The city where the Sultans’ sons were educated and the legendary city where Ferhad had to mine the mountains to reunite with his beloved Shirin, Amasya has been one of the major cities of many civilizations since the ancient times. Nestled in the foothills of Mount Harsena and along the Yesilirmak valley, Amasya province leaves an unforgettable impression on tourists both for its historical monuments and its natural wonders.
Located in the Central Black Sea Region, Amasya is one of the first settlements in Anatolia. The climate of the region is a mixture of the Black Sea and Continental climate. The region is not so hot and dry in summer but receives little rainfall in winter.

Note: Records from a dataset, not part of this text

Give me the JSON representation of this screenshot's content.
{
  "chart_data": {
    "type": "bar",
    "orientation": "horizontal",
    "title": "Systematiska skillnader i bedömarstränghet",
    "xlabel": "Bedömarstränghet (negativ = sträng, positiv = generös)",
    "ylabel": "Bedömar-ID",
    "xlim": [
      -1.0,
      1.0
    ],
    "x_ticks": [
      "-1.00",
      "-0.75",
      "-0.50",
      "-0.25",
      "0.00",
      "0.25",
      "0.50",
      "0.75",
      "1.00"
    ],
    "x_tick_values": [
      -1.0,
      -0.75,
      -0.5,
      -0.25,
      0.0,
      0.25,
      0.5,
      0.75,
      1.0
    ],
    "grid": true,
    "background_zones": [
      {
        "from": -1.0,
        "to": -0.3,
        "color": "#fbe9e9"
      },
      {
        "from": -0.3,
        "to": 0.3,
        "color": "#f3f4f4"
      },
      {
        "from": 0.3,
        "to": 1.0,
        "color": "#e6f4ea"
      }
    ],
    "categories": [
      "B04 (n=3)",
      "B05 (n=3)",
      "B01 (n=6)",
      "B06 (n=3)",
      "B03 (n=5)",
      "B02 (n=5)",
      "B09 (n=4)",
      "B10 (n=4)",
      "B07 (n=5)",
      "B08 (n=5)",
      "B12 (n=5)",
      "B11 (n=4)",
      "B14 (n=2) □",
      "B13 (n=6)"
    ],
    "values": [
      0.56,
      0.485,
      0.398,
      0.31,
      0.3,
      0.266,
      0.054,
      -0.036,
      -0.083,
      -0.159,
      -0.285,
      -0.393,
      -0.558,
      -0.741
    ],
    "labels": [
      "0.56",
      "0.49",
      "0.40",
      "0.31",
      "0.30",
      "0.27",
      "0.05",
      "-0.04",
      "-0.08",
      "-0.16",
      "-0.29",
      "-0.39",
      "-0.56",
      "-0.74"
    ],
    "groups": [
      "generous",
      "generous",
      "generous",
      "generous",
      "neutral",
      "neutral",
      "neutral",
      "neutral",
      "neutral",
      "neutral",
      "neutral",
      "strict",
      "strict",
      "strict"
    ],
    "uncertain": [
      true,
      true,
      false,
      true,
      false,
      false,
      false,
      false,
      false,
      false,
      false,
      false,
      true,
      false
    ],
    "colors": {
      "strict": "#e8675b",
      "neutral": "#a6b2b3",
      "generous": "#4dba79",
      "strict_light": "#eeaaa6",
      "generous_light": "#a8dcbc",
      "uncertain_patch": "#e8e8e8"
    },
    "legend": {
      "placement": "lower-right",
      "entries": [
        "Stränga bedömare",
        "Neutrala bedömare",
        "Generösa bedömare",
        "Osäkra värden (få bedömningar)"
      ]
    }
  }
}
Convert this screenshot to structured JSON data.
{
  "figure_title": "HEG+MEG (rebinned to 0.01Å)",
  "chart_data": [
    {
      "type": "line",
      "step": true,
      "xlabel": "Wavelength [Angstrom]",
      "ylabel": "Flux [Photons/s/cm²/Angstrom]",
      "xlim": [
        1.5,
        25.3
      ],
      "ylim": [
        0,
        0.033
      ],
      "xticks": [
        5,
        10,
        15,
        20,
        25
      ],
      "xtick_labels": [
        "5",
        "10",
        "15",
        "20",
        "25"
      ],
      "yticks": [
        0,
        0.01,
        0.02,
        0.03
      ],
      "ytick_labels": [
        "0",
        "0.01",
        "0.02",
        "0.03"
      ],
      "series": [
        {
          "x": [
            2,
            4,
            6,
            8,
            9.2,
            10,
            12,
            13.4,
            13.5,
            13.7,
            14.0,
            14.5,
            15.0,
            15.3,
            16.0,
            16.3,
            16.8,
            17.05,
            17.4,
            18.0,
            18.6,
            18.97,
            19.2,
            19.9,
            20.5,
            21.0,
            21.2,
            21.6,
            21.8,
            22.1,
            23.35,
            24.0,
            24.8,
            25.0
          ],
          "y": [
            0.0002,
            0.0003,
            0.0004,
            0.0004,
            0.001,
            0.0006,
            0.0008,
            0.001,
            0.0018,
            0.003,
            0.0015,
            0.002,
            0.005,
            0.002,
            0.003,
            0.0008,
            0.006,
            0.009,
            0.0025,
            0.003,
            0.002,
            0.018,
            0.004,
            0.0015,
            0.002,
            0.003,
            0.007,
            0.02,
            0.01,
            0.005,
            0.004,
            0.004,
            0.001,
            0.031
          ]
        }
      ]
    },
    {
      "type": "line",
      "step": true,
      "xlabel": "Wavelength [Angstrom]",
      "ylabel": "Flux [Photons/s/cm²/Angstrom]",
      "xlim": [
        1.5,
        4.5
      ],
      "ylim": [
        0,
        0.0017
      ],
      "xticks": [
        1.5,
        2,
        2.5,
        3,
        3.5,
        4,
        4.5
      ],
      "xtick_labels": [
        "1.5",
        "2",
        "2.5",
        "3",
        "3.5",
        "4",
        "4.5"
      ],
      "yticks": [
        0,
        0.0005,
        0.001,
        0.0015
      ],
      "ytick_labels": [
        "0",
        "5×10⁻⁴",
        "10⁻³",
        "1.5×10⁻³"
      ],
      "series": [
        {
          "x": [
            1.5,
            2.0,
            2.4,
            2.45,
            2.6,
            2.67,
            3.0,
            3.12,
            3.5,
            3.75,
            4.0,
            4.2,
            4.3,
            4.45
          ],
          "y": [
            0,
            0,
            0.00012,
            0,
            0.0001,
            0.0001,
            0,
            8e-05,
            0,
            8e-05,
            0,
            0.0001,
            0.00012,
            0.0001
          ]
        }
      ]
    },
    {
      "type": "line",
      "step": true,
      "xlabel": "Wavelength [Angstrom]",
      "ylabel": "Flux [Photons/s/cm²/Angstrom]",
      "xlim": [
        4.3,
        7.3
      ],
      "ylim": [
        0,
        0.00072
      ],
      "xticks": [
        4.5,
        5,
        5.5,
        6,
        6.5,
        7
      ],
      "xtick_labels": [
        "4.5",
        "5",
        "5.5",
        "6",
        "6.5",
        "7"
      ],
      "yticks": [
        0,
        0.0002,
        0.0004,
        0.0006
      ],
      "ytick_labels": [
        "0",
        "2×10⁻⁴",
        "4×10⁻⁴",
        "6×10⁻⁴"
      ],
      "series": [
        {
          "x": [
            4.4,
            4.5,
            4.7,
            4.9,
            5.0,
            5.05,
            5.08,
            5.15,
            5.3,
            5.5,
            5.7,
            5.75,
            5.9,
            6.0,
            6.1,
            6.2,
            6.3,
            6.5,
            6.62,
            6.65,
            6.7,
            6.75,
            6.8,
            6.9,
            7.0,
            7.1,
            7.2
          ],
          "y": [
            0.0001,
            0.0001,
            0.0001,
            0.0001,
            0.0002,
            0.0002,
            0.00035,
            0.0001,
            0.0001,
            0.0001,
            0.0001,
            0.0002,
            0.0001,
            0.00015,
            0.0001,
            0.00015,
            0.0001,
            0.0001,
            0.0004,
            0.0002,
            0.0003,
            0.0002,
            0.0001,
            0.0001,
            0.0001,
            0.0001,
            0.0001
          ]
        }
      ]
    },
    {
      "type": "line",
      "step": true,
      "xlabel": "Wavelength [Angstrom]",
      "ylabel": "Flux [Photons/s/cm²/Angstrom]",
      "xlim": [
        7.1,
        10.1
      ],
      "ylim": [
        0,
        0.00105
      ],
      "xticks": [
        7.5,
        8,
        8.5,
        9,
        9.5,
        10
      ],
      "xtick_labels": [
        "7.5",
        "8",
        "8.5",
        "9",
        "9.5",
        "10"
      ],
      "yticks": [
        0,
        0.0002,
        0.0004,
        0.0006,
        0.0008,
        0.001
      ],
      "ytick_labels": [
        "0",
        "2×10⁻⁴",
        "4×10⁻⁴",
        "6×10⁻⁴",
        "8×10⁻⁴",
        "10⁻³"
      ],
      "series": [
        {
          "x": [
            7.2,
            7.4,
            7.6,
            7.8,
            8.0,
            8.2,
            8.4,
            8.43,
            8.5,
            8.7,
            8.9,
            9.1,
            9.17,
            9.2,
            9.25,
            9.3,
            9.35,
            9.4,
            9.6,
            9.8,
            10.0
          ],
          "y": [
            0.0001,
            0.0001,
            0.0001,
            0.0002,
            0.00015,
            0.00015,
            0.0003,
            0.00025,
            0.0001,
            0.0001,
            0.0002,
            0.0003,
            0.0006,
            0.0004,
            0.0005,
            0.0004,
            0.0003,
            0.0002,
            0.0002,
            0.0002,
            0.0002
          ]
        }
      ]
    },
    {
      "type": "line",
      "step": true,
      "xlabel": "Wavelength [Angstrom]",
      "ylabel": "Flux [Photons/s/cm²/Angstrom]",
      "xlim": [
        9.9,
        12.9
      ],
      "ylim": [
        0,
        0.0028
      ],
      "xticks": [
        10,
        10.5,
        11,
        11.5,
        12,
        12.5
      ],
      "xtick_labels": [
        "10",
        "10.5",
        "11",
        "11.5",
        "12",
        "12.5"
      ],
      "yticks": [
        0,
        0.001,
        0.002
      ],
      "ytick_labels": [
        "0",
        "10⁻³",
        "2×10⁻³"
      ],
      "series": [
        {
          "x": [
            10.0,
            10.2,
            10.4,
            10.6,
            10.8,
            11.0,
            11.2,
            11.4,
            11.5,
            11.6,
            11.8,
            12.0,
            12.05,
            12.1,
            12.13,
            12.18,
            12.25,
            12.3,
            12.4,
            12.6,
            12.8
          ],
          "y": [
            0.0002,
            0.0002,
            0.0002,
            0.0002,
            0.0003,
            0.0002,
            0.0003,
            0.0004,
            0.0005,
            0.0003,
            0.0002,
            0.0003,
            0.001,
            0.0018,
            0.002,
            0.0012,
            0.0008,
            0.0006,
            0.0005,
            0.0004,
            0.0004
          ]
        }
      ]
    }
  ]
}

Amasya is of great importance to Ottoman history as it had been the birthplace of many Sehzades (Sultans’ sons) where they received also their education
It is known that the first settlement occurred in 5500 BC and that the region came under the domination of the Hittite, Phrygian, Lydian, Roman, Byzantine and Ottoman civilizations.
Well-known for its cultural diversity, Amasya province is rich in historically significant monuments and artifacts amidst a lush green and generous landscape.
The King rock tombs of the Pontic Empire before the Common Era are among the most important ancient monuments of the region. Carved into limestone rocks on the slopes of Mount Harsena, these tombs mark the city skyline a Hellenistic flair.
Made during the Early Roman period and mentioned in the legend of Ferhat and Shirin, the Ferhat Water Channel was built into carved rocks to provide the region with water supply. Positioned parallel to the present day highway the channel is about 6 km in length.
Amasya Castle is another attraction that is situated on the steep slopes of Mount Harsena. Offering a unique view of Amasya, the castle bears the ruins of the Girls Palace in the southern section and borders the Tombs of the Kings on the other side.